Altro elemento di valore segnalato è stata la roggia di Aviano che nacque dalla mente del nobile conte Nicolò di Maniago che per concessione della Serenissima nel 1445 derivò le acque dal Cellina dando vita a una vera e propria rivoluzione economica di quella che fino ad allora era stata l’arsa pianura avianese. La costruzione della roggia infatti permise oltre all’irrigazione dei campi, il trasporto delle “borre” per galleggiamento, i  salti d’acqua per le ruote consentirono la realizzazione di numerosi mulini, segherie, battiferro, battirame, bigolere dando origine a tutta una serie di iniziative fino ad allora impossibili.

La roggia di Aviano può essere definita, davvero, un’opera faraonica, che richiese 15 anni per il suo completamento e che morì nel 1974 quando ne venne deciso il tombamento a causa delle condizioni igieniche ritenute pericolose. Ha avuto grande rilievo questo argomento durante i tavoli di lavoro e molti cittadini ne hanno suggerito la riapertura almeno nel tratto che interessa Piazza Duomo per restituire ad Aviano la traccia storica di una roggia che per più di 500 anni ha segnato le sorti del nostro paese e ne ha determinato lo sviluppo.

Anche per la centrale idroelettrica di Giais è stato riscontrato un alto grado di coinvolgimento, entrata in funzione nel 1908. Dopo l’automatizzazione della centrale avvenuta intorno agli anni ’70 la centrale subì un fortissimo cambiamento per cessare completamente la sua attività nel 1988.

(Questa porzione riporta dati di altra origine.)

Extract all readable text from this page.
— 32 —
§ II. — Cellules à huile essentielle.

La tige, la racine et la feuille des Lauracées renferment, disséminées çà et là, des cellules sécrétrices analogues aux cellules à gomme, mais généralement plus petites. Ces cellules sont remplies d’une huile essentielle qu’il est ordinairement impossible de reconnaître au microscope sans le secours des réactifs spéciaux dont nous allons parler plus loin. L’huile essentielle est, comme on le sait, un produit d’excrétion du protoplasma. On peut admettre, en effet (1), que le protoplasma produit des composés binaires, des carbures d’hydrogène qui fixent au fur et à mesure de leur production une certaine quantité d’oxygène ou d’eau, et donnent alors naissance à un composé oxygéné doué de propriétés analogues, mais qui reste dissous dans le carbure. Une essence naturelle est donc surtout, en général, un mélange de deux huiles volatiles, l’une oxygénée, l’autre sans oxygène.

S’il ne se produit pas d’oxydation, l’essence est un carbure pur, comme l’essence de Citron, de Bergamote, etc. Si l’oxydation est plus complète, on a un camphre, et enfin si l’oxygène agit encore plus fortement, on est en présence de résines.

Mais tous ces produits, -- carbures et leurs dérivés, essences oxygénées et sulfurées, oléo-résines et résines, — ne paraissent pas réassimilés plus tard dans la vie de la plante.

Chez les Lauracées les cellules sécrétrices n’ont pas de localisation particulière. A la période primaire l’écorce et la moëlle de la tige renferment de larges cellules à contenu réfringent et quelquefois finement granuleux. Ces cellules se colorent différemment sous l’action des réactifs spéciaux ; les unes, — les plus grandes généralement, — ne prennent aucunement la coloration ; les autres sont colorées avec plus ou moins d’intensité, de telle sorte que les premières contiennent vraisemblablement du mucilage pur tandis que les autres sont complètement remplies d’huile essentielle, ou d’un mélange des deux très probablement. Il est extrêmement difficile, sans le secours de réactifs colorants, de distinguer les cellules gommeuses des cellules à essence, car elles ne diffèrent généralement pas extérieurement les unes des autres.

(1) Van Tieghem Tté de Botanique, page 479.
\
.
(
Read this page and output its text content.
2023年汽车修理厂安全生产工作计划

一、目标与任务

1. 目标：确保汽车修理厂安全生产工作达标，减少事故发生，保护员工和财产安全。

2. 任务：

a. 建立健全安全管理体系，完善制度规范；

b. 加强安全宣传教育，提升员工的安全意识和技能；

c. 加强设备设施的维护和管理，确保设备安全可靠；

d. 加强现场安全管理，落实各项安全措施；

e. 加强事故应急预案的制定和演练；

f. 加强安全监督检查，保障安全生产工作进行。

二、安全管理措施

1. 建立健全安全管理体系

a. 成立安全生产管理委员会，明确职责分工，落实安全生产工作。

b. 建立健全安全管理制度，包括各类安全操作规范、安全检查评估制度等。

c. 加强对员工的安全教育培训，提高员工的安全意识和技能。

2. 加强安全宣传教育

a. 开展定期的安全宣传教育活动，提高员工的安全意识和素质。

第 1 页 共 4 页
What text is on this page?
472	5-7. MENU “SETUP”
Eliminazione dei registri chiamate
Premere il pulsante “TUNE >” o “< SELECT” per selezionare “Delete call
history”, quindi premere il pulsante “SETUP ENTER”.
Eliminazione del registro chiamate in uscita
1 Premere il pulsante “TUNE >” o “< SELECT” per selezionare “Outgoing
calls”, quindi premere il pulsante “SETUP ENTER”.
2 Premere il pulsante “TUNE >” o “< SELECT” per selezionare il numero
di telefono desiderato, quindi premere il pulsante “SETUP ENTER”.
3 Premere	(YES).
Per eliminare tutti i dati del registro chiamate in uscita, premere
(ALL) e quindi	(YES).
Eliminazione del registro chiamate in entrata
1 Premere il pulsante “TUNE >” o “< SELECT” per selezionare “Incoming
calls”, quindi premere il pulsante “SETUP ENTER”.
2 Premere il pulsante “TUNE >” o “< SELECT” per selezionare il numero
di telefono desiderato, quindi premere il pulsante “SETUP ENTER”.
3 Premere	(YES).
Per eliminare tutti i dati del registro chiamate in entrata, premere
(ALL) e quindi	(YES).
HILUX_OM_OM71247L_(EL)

Moltissime altre le segnalazioni che hanno riguardato gli elementi di valore di Aviano, tra questi la cava di Pedemonte che identifica luogo e comunità con la pietra che ne rappresenta simbolicamente “la testa” degli avianesi, i vecchi borghi e le architetture storiche che li caratterizzano, la rete consolidata delle attività sportive, le chiese, le ville insieme a molti altri beni di interesse artistico e culturale.

Alcune delle criticità emerse grazie alle segnalazioni

Le criticità affrontate sono state altrettante e altrettanto interessanti, e per farne un veloce riepilogo possiamo ricordare: Via del Santuario che dalla Madonna del Monte consente di giungere alla Bornass, valida alternativa alla tradizionale strada per Piancavallo ma che da molto tempo risulta impraticabile, gli edifici militari dismessi, la centrale SIP abbandonata ai piedi di Colle San Giorgio, l’alveo del torrente Cavrezza interrotto nella zona industriale che rappresenta una minaccia per l’abitato a valle, i torrenti Midella e Ossena che preoccupano molti cittadini a causa della mancata manutenzione che ha causato numerose esondazioni e disagi negli anni passati. Molte altre sono state le criticità segnalate e tra queste la necessità di ricorrere a politiche di protezionismo nei confronti dell’edificato esistente a discapito delle nuove costruzioni, attuando procedure agevolate che consentano di incentivare il recupero del patrimonio edilizio esistente con particolare interesse nei confronti delle antiche case in sasso presenti nei borghi e nelle frazioni.

Lo scenario futuro

Ultimo punto, non per ordine di importanza, le scenario futuro: come immagini Aviano tra 20 anni?

Il pensiero generale della popolazione converte essenzialmente in una decrescita generale; decrescita della produzione agricola intensiva a favore di colture più adatte al nostro territorio, decrescita del consumo del suolo a favore del riuso dell’architettura tradizionale, inibizione di nuovi collegamenti a favore della mobilità lenta.

Il futuro ci pone di fronte a scelte già note, ma affrontabili con una maggiormente diffusa sensibilità e consapevolezza dell’imprescindibilità del rispetto del paesaggio che può e deve essere considerato una fonte di benessere.